A. Islam Ahad, B. Baskar, A. Huang, E.J. Lavernia, G. Aguilar
Texas A&M University, Texas, United States
Keywords: LIPSS, surface nanostructures, RHEA, oxidation resistance, surface hardness
Corrosion and surface abrasion are pervasive challenges that degrade material integrity, leading to costly maintenance and premature failure especially in extreme environments. To address these, we aim to enhance the intrinsic properties of Refractory High-Entropy Alloys (RHEAs), a novel class of material systems known for their exceptional mechanical properties and high-temperature stability, by introducing Laser-Induced Periodic Surface Structures (LIPSS). This study is among the first to explore the potential of LIPSS to create surface nanopatterns and a gradient nanostructure by inducing microstructural changes, potentially improving oxidation resistance, wear resistance, and surface hardness.

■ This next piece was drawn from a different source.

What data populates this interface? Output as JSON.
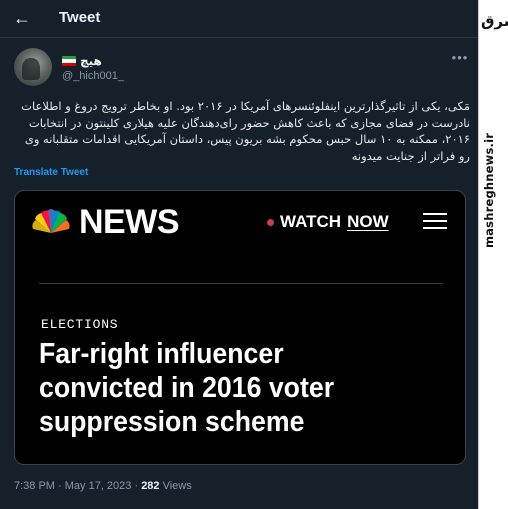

LIPSS is a rapid and cost-effective technique that uses laser processing to create nanoscale patterns on the material's surface, leading to enhanced surface properties. Advanced microscopy techniques will be conducted to examine surface morphology, quantify roughness, and investigate the depth, grain refinement, phase stability induced by LIPSS. This research seeks to develop an alternative method for modifying RHEAs to improved oxidation resistance, surface hardness, and wear resistance, as opposed to the conventional protective measures, like coatings, and paving the way for more durable, high-performance materials in demanding environments.